= Jean M. Paton =

Founder of the adoption reform movement

Jean M. Paton (1908 – 2002) was an American adoptee rights activist who worked to reverse harmful policies, practices, and laws concerning adoption and closed records. Paton founded the adoptee support and search network Orphan Voyage in 1953, helping connect adoptees with their birthparents, and was instrumental in the creation of the American Adoption Congress and Concerned United Birthparents in the 1970s.

==Biography==
Jean Paton was born in Detroit on December 27, 1908. She was a sculptor and a psychiatric social worker. Paton earned her Master of Social Work from the University of Pennsylvania in 1945 and worked for a short time at the New Hampshire Children's Aid Society.

She was able to obtain her adoption records and original birth certificate, including her birth parents' names, from the probate court in 1942.

Paton died on March 27, 2002 at the North Regional Medical Center in Harrison, Arkansas.

==Adoptee rights activism==
Beginning in 1950, Paton dedicated herself to advocating for adoptees and facilitating meetings between birthparents and adoptees. In an unpublished article written in 1949, she advocated for an independent, voluntary adoption registry through which relatives could be reunited; these would become common in the mid-1970s. She personally counseled thousands of adoptees and birthmothers on how to begin their searches.

In 1953, Paton founded the Life History Study Center as a research and communications center for adopted adults. The Center's goals were to provide an identity to adult adoptees and make the public aware of the voices of adoptees.
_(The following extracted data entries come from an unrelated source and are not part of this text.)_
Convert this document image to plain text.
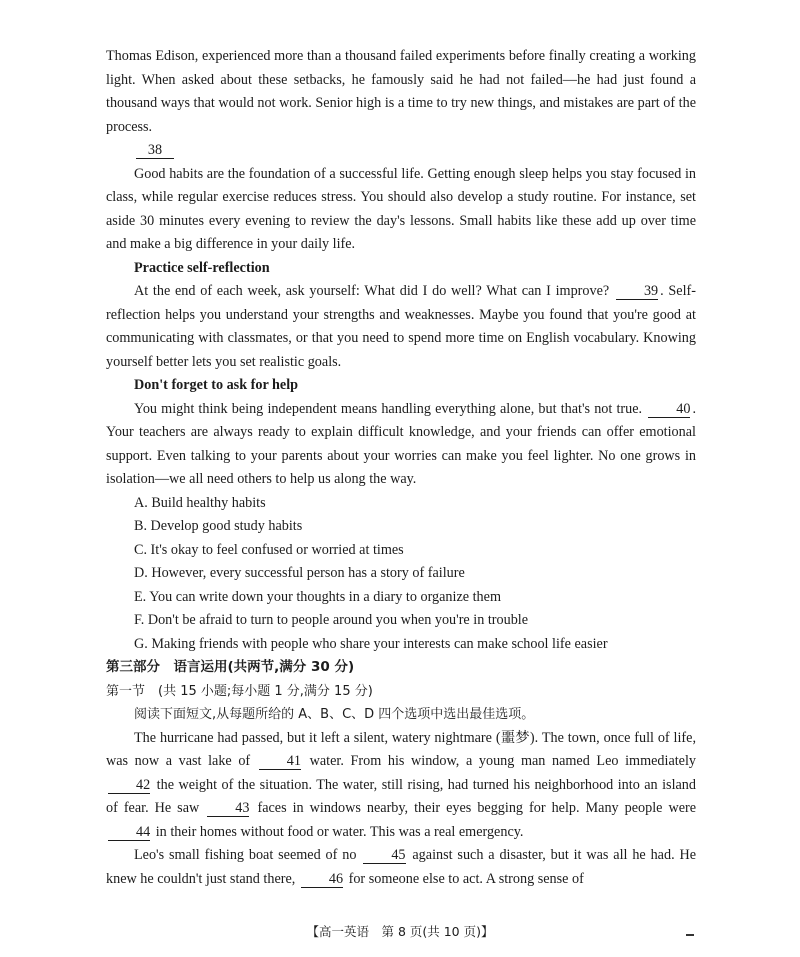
Thomas Edison, experienced more than a thousand failed experiments before finally creating a working light. When asked about these setbacks, he famously said he had not failed—he had just found a thousand ways that would not work. Senior high is a time to try new things, and mistakes are part of the process.

38

Good habits are the foundation of a successful life. Getting enough sleep helps you stay focused in class, while regular exercise reduces stress. You should also develop a study routine. For instance, set aside 30 minutes every evening to review the day's lessons. Small habits like these add up over time and make a big difference in your daily life.

Practice self-reflection

At the end of each week, ask yourself: What did I do well? What can I improve? 39 . Self-reflection helps you understand your strengths and weaknesses. Maybe you found that you're good at communicating with classmates, or that you need to spend more time on English vocabulary. Knowing yourself better lets you set realistic goals.

Don't forget to ask for help

You might think being independent means handling everything alone, but that's not true. 40 . Your teachers are always ready to explain difficult knowledge, and your friends can offer emotional support. Even talking to your parents about your worries can make you feel lighter. No one grows in isolation—we all need others to help us along the way.

A. Build healthy habits

B. Develop good study habits

C. It's okay to feel confused or worried at times

D. However, every successful person has a story of failure

E. You can write down your thoughts in a diary to organize them

F. Don't be afraid to turn to people around you when you're in trouble

G. Making friends with people who share your interests can make school life easier

第三部分　语言运用(共两节,满分 30 分)

第一节　(共 15 小题;每小题 1 分,满分 15 分)

阅读下面短文,从每题所给的 A、B、C、D 四个选项中选出最佳选项。

The hurricane had passed, but it left a silent, watery nightmare (噩梦). The town, once full of life, was now a vast lake of	41 water. From his window, a young man named Leo immediately 42 the weight of the situation. The water, still rising, had turned his neighborhood into an island of fear. He saw	43 faces in windows nearby, their eyes begging for help. Many people were 44 in their homes without food or water. This was a real emergency.

Leo's small fishing boat seemed of no 45 against such a disaster, but it was all he had. He knew he couldn't just stand there, 46 for someone else to act. A strong sense of

【高一英语　第 8 页(共 10 页)】
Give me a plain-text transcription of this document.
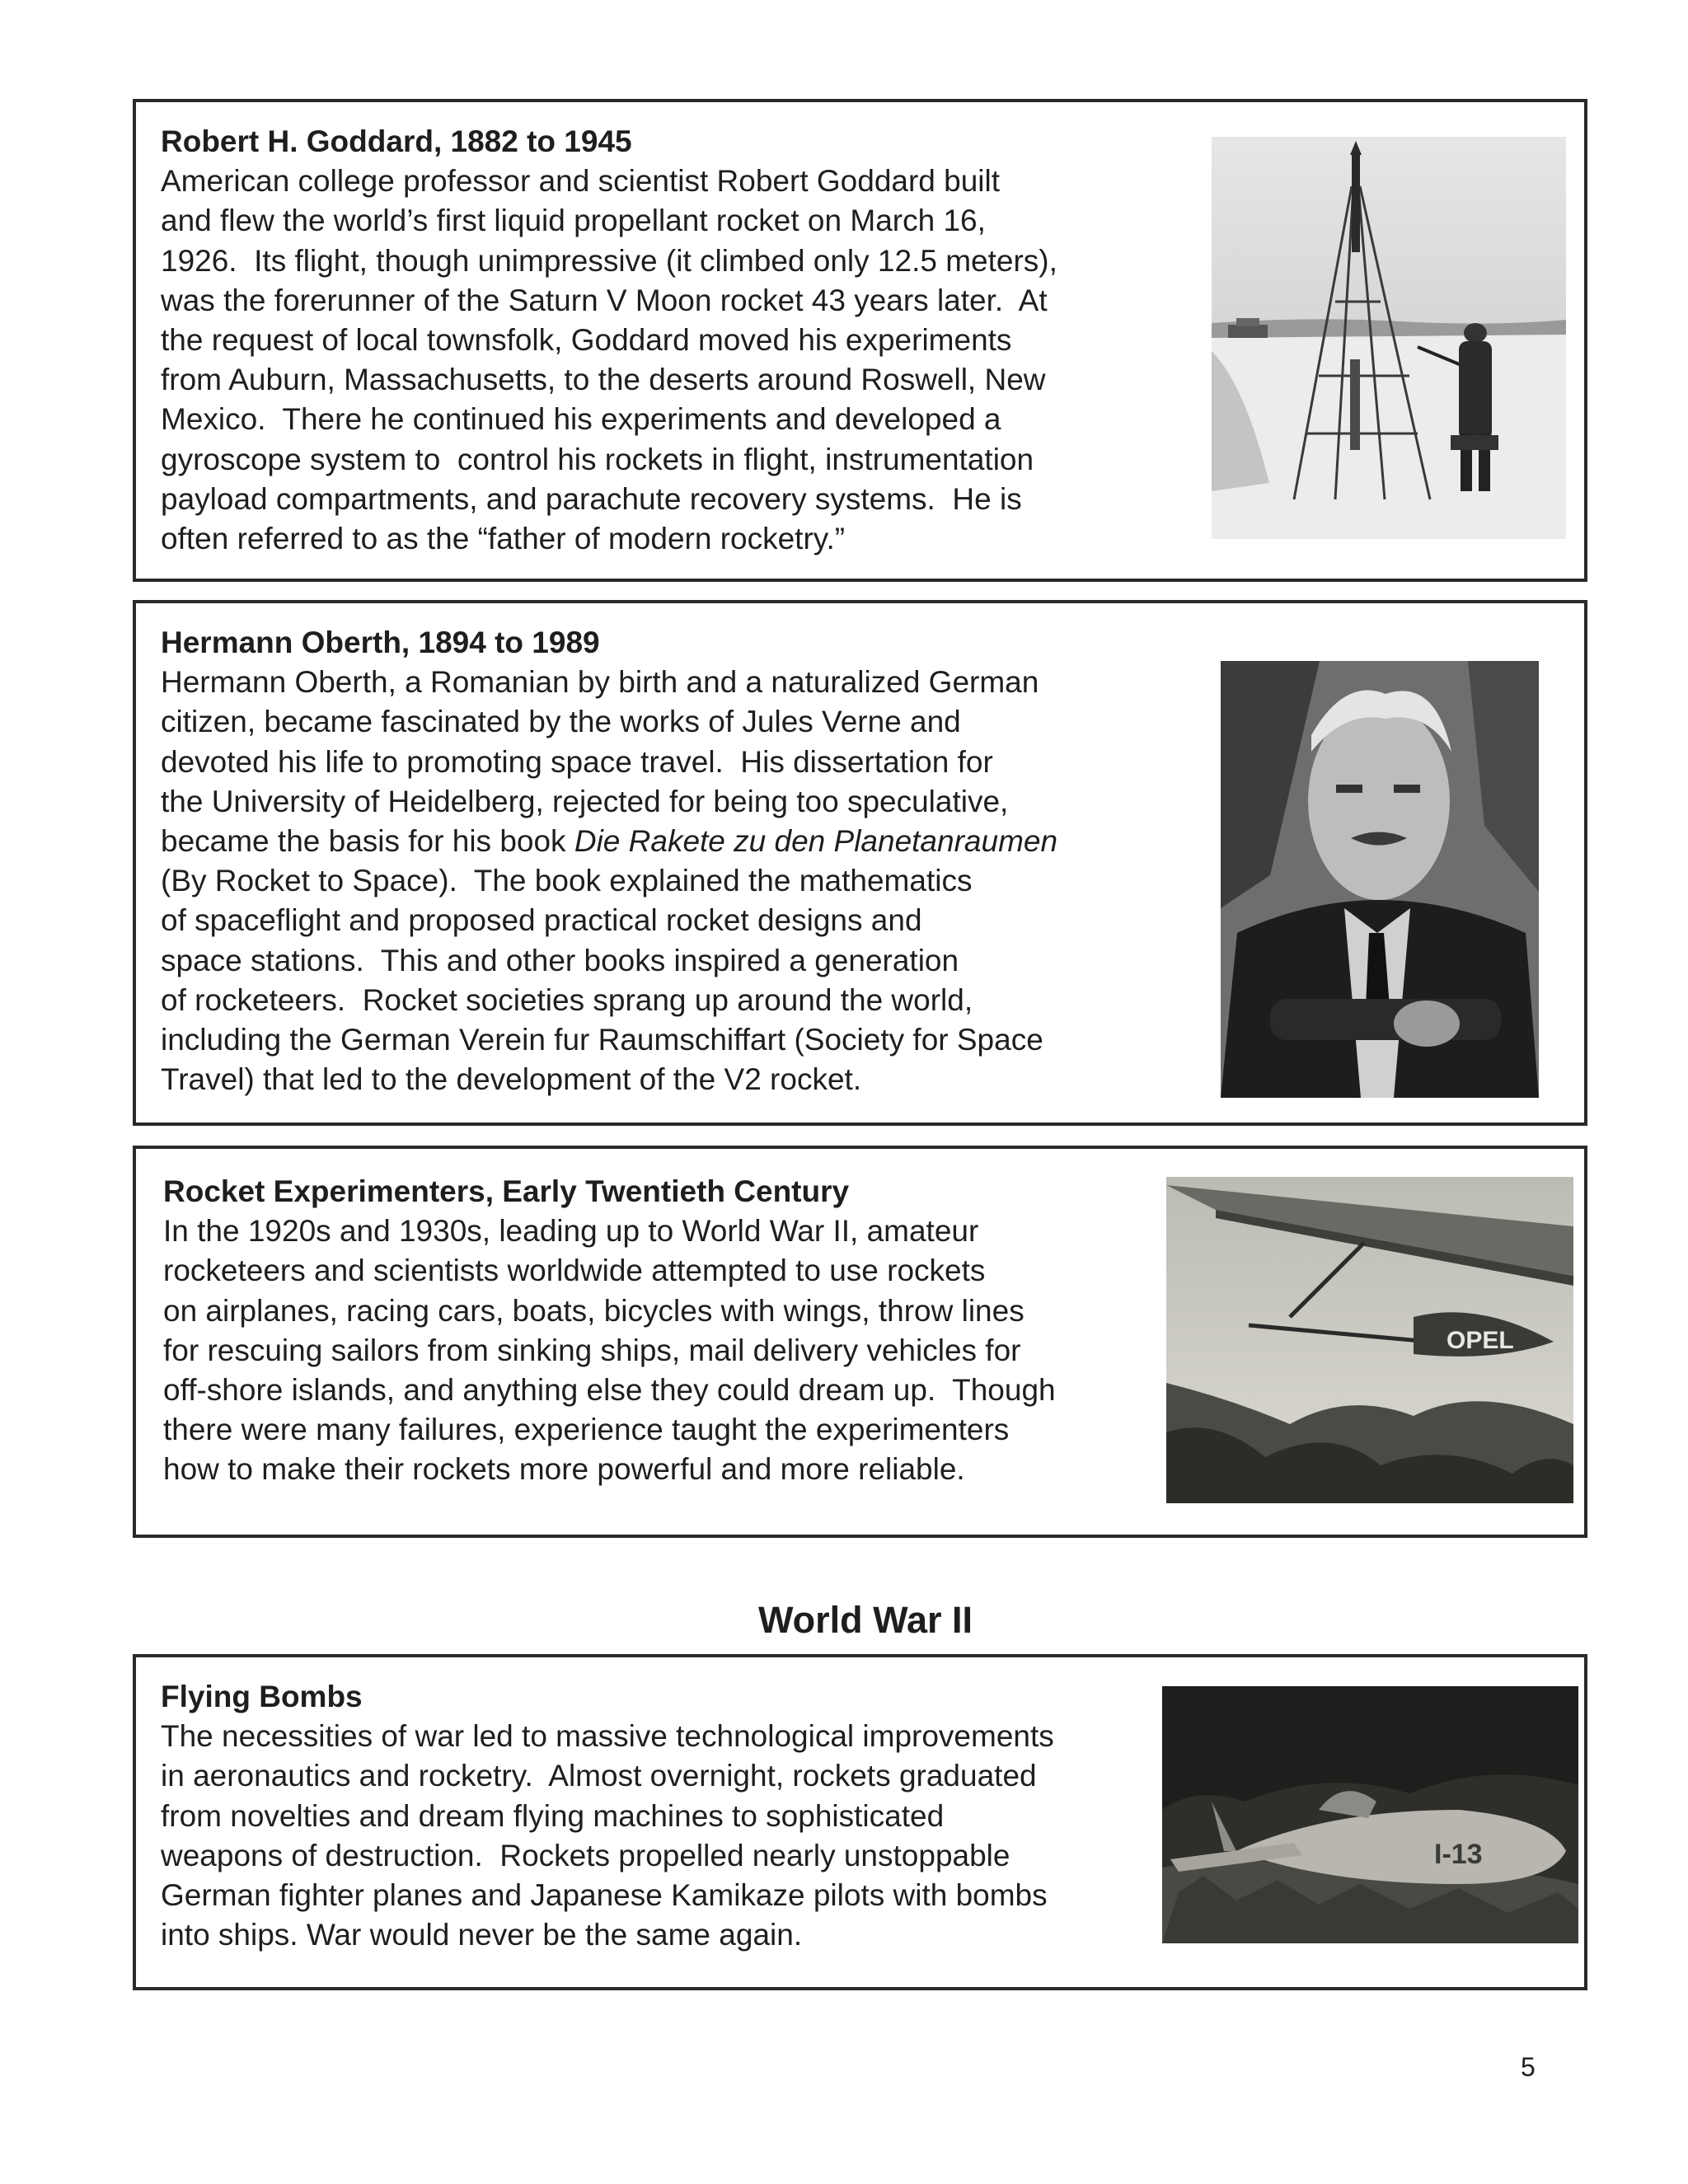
Robert H. Goddard, 1882 to 1945
American college professor and scientist Robert Goddard built
and flew the world’s first liquid propellant rocket on March 16,
1926.  Its flight, though unimpressive (it climbed only 12.5 meters),
was the forerunner of the Saturn V Moon rocket 43 years later.  At
the request of local townsfolk, Goddard moved his experiments
from Auburn, Massachusetts, to the deserts around Roswell, New
Mexico.  There he continued his experiments and developed a
gyroscope system to  control his rockets in flight, instrumentation
payload compartments, and parachute recovery systems.  He is
often referred to as the “father of modern rocketry.”
Hermann Oberth, 1894 to 1989
Hermann Oberth, a Romanian by birth and a naturalized German
citizen, became fascinated by the works of Jules Verne and
devoted his life to promoting space travel.  His dissertation for
the University of Heidelberg, rejected for being too speculative,
became the basis for his book Die Rakete zu den Planetanraumen
(By Rocket to Space).  The book explained the mathematics
of spaceflight and proposed practical rocket designs and
space stations.  This and other books inspired a generation
of rocketeers.  Rocket societies sprang up around the world,
including the German Verein fur Raumschiffart (Society for Space
Travel) that led to the development of the V2 rocket.
Rocket Experimenters, Early Twentieth Century
In the 1920s and 1930s, leading up to World War II, amateur
rocketeers and scientists worldwide attempted to use rockets
on airplanes, racing cars, boats, bicycles with wings, throw lines
for rescuing sailors from sinking ships, mail delivery vehicles for
off-shore islands, and anything else they could dream up.  Though
there were many failures, experience taught the experimenters
how to make their rockets more powerful and more reliable.
OPEL
World War II
Flying Bombs
The necessities of war led to massive technological improvements
in aeronautics and rocketry.  Almost overnight, rockets graduated
from novelties and dream flying machines to sophisticated
weapons of destruction.  Rockets propelled nearly unstoppable
German fighter planes and Japanese Kamikaze pilots with bombs
into ships. War would never be the same again.
I-13
5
She published The Adopted Break Silence in 1954, which collected stories of forty adult adoptees. The book investigated whether these adoptions "worked," that is, whether the adoptees were loved and well cared for.

By 1961, Paton became discouraged by a lack of progress and discontinued publications through the Life History Study Center. However, the concept of illegitimacy was being discussed by scholars and adoptees, and she founded Orphan Voyage, "a program of mutual aid and guidance for social orphans," in 1962. In 1968, under the pseudonym Ruthena Hill Kittson, she wrote the book Orphan Voyage, which argued that adult adoptees should have the right to make decisions about search and reunion with their birth parents.

Paton was "fundamental" in the 1979 foundation of the first organization for adult adoptees in the United States, the American Adoption Congress. She also supported the founders of the Concerned United Birthparents when that organization was started in 1976.

Her biography, Jean Paton and the Struggle to Reform American Adoption, was written in 2014 by E. Wayne Carp. The papers of Jean Paton are available at the Social Welfare History Archives within the University of Minnesota Libraries.